26.10.2011 Ubuntu 11.10 wechselt in der aktuellen Release zwar zu Gnome 3 – kommt aber trotzdem ohne Gnome-Desktop aus.

Ubuntu 11.10 (Codename "Oneiric Ocelot", der verträumte Ozelot) hat auf den ersten Blick nur wenig spektakuläre Neuerungen zu bieten. Schaut man genau hin, lassen sich aber dennoch einige signifikante Änderungen ausmachen. Die Migration zu Gnome 3 und dem GTK+-3-Toolkit stand klar im Mittelpunkt der Entwicklung. Einer der Vorteile: Sie können den Gnome-3.2-Desktop nun über die Standardpaketquellen installieren. Das Paket heißt gnome und zieht etwa 120 MByte an Daten auf den Rechner.

Ubuntu verzichtet zugleich erstmalig auf den Einsatz des Gnome-Desktops. Ließ sich das klassische Gnome unter Ubuntu 11.04 noch als Fallback-Lösung auswählen, müssen Sie den Gnome-3.2-Desktop nun explizit nachinstallieren. doch den klassischen Desktop finden Sie auch noch, er steckt im Paket gnome-session-fallback. Während der klassische Desktop im Test eine gute Figur machte, wirkt Gnome 3.2 – zumindest unter Ubuntu – noch etwas unausgereift.

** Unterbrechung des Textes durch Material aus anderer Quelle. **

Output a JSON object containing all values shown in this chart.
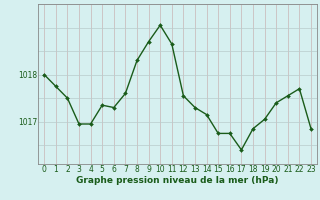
{
  "x": [
    0,
    1,
    2,
    3,
    4,
    5,
    6,
    7,
    8,
    9,
    10,
    11,
    12,
    13,
    14,
    15,
    16,
    17,
    18,
    19,
    20,
    21,
    22,
    23
  ],
  "y": [
    1018.0,
    1017.75,
    1017.5,
    1016.95,
    1016.95,
    1017.35,
    1017.3,
    1017.6,
    1018.3,
    1018.7,
    1019.05,
    1018.65,
    1017.55,
    1017.3,
    1017.15,
    1016.75,
    1016.75,
    1016.4,
    1016.85,
    1017.05,
    1017.4,
    1017.55,
    1017.7,
    1016.85
  ],
  "line_color": "#1a5c1a",
  "marker": "D",
  "marker_size": 2,
  "linewidth": 1.0,
  "bg_color": "#d6f0f0",
  "grid_color_v": "#c8b4b4",
  "grid_color_h": "#b8cccc",
  "xlabel": "Graphe pression niveau de la mer (hPa)",
  "xlabel_fontsize": 6.5,
  "xlabel_color": "#1a5c1a",
  "ytick_labels": [
    "1017",
    "1018"
  ],
  "ytick_values": [
    1017.0,
    1018.0
  ],
  "ylim": [
    1016.1,
    1019.5
  ],
  "xlim": [
    -0.5,
    23.5
  ],
  "tick_fontsize": 5.5,
  "tick_color": "#1a5c1a"
}
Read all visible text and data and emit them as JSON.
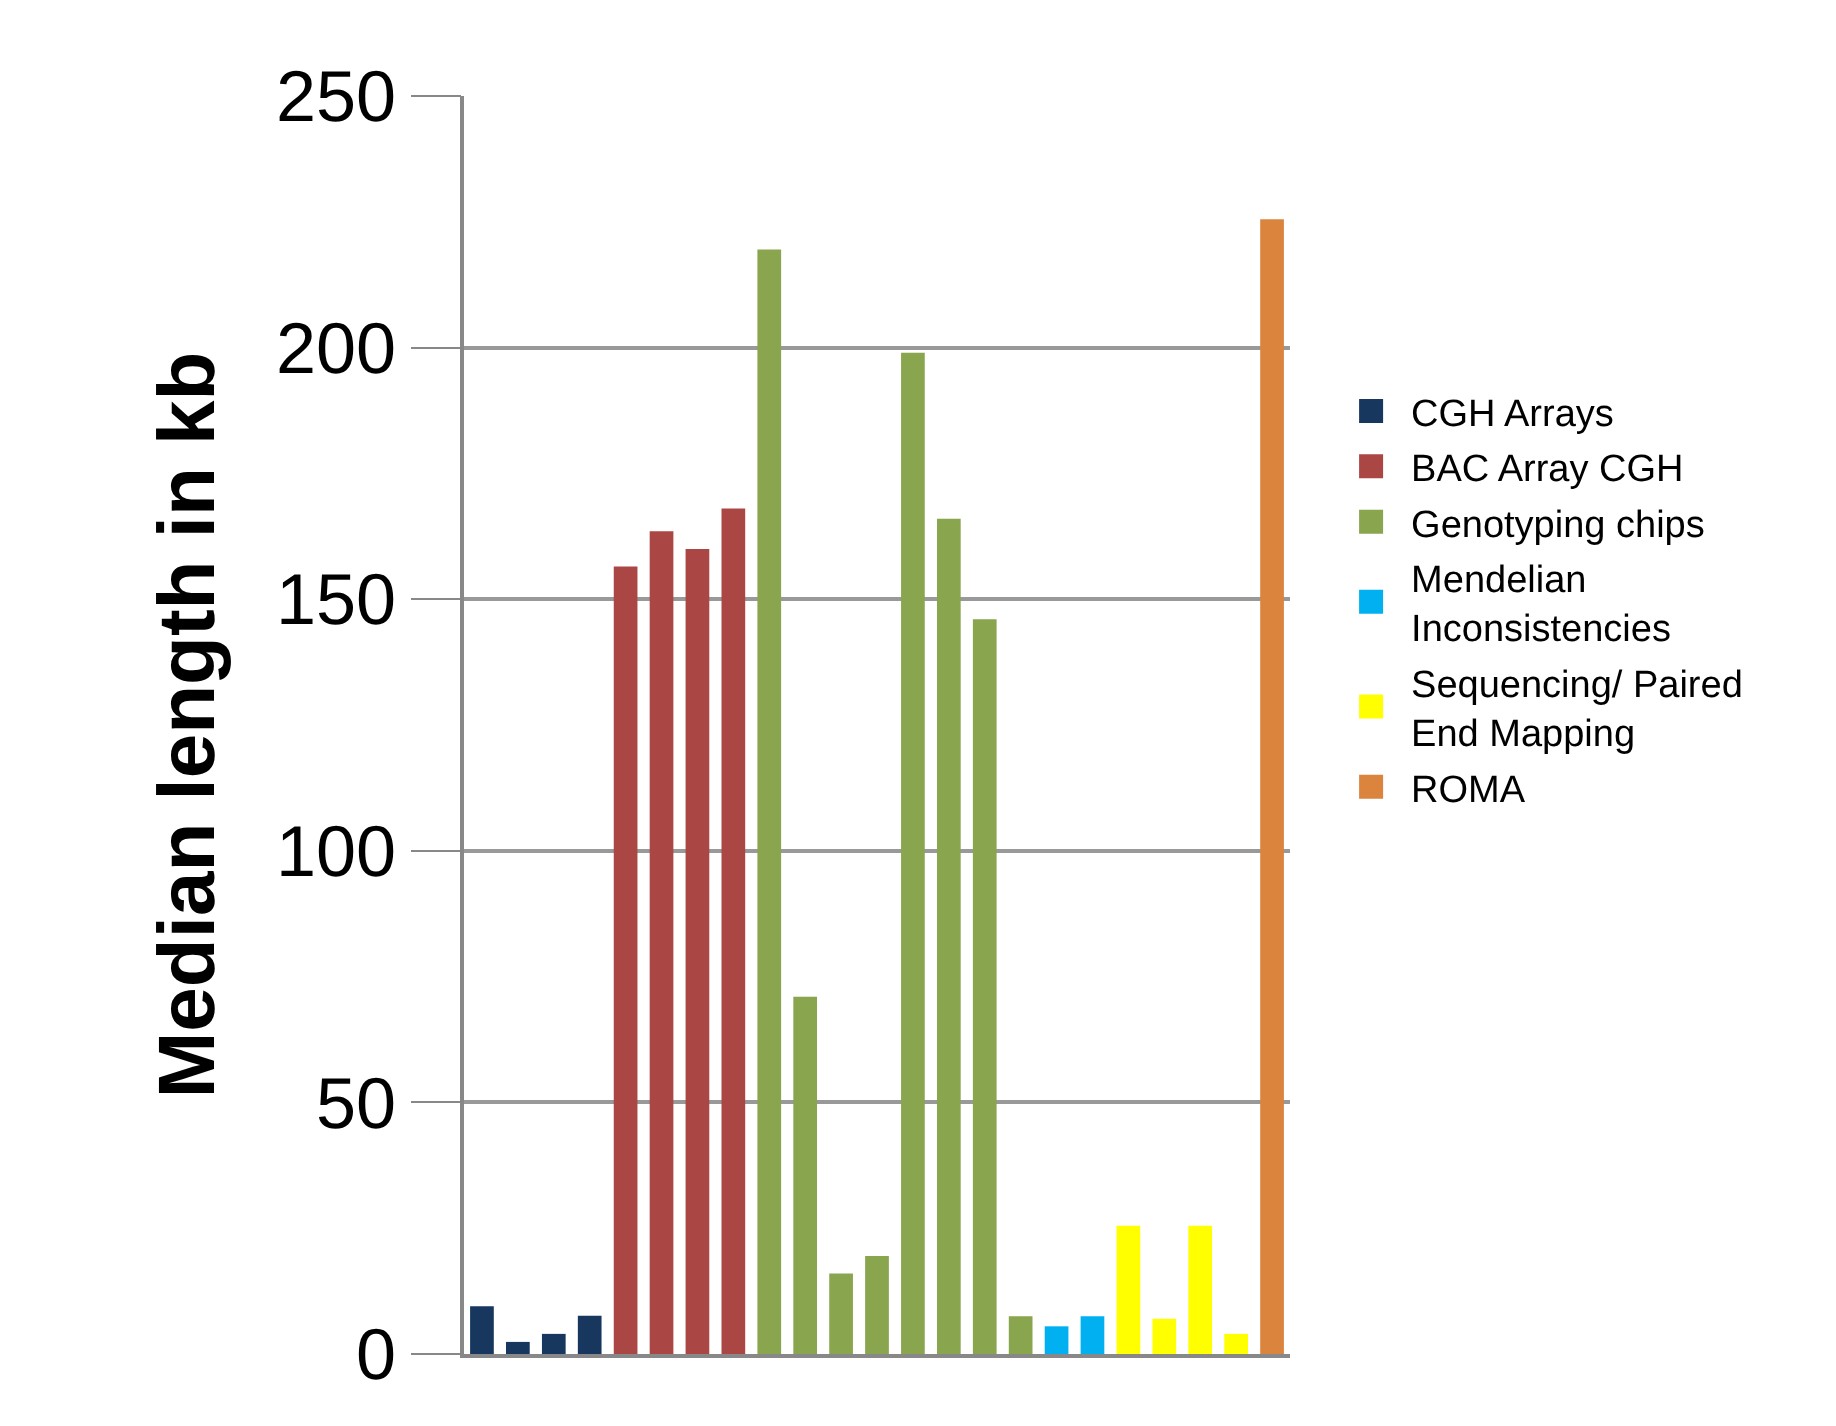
{
  "chart_data": {
    "type": "bar",
    "ylabel": "Median length in kb",
    "categories": [
      null,
      null,
      null,
      null,
      null,
      null,
      null,
      null,
      null,
      null,
      null,
      null,
      null,
      null,
      null,
      null,
      null,
      null,
      null,
      null,
      null,
      null,
      null
    ],
    "series": [
      {
        "name": "CGH Arrays",
        "color": "#17375e",
        "values": [
          9.5,
          2.4,
          4,
          7.6,
          null,
          null,
          null,
          null,
          null,
          null,
          null,
          null,
          null,
          null,
          null,
          null,
          null,
          null,
          null,
          null,
          null,
          null,
          null
        ]
      },
      {
        "name": "BAC Array CGH",
        "color": "#aa4643",
        "values": [
          null,
          null,
          null,
          null,
          156.5,
          163.5,
          160,
          168,
          null,
          null,
          null,
          null,
          null,
          null,
          null,
          null,
          null,
          null,
          null,
          null,
          null,
          null,
          null
        ]
      },
      {
        "name": "Genotyping chips",
        "color": "#89a54e",
        "values": [
          null,
          null,
          null,
          null,
          null,
          null,
          null,
          null,
          219.5,
          71,
          16,
          19.5,
          199,
          166,
          146,
          7.5,
          null,
          null,
          null,
          null,
          null,
          null,
          null
        ]
      },
      {
        "name": "Mendelian Inconsistencies",
        "color": "#00b0f0",
        "values": [
          null,
          null,
          null,
          null,
          null,
          null,
          null,
          null,
          null,
          null,
          null,
          null,
          null,
          null,
          null,
          null,
          5.5,
          7.5,
          null,
          null,
          null,
          null,
          null
        ]
      },
      {
        "name": "Sequencing/ Paired End Mapping",
        "color": "#ffff00",
        "values": [
          null,
          null,
          null,
          null,
          null,
          null,
          null,
          null,
          null,
          null,
          null,
          null,
          null,
          null,
          null,
          null,
          null,
          null,
          25.5,
          7,
          25.5,
          4,
          null
        ]
      },
      {
        "name": "ROMA",
        "color": "#db843d",
        "values": [
          null,
          null,
          null,
          null,
          null,
          null,
          null,
          null,
          null,
          null,
          null,
          null,
          null,
          null,
          null,
          null,
          null,
          null,
          null,
          null,
          null,
          null,
          225.5
        ]
      }
    ],
    "ylim": [
      0,
      250
    ],
    "yticks": [
      0,
      50,
      100,
      150,
      200,
      250
    ],
    "grid": "y",
    "legend": "right"
  }
}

Ubuntus neuer Unity-Desktop setzt OpenGL in Version 1.4 voraus sowie die Unterstützung für einige OpenGL-Erweiterungen. Genügt Ihr Rechner diesen Anforderungen nicht, springt unter Ubuntu 11.10 Unity 2-D in die Bresche. Das setzt keine 3-D-Beschleunigung voraus, und läuft dadurch auch auf älteren Rechnern und ARM-Geräten, die keinen 3-D-Support bieten. Allerdings ist es auch nicht in der Lage, Anwendungen mit 3-D-Ansprüchen zu starten, etwa Google Earth o.ä.

Tipp

Der Befehl /usr/lib/nux/unity_support_test -p zeigt Ihnen, wie es um den OpenGL-Support Ihres Systems steht.

Verbesserungen an Unity

Unity 3-D kann im aktuellen Ubuntu 11.10 einige Änderungen vorweisen. Ubuntus Entwickler wollten den Umgang mit der grafischen Oberfläche konsistenter machen und weitere Details ergänzen. So fällt nach dem Start auf, dass im Launcher die Icons für die Anwendungs- und Dateilinsen (engl. lenses) fehlen. Bei den Linsen handelt es sich um Filter, die aus der Masse der Dateien bestimmte Typen herausfiltern. Die Anwendungs- und Dateienlinsen sind noch da, aber nun in das Dash integriert (Abbildung 1). Das rufen Sie über das Icon ganz oben auf oder indem Sie [Windows] drücken. Unten im Dash klicken Sie dann auf das Icon mit den drei Gegenständen, um die Anwendungen anzuzeigen. Verwenden Sie das Bildchen mit dem leeren Blatt, gelangen Sie zu den Dateien. Alternativ verwenden Sie weiterhin [Windows]+[A] und [Windows]+[F] – sicherlich der schnellere Weg.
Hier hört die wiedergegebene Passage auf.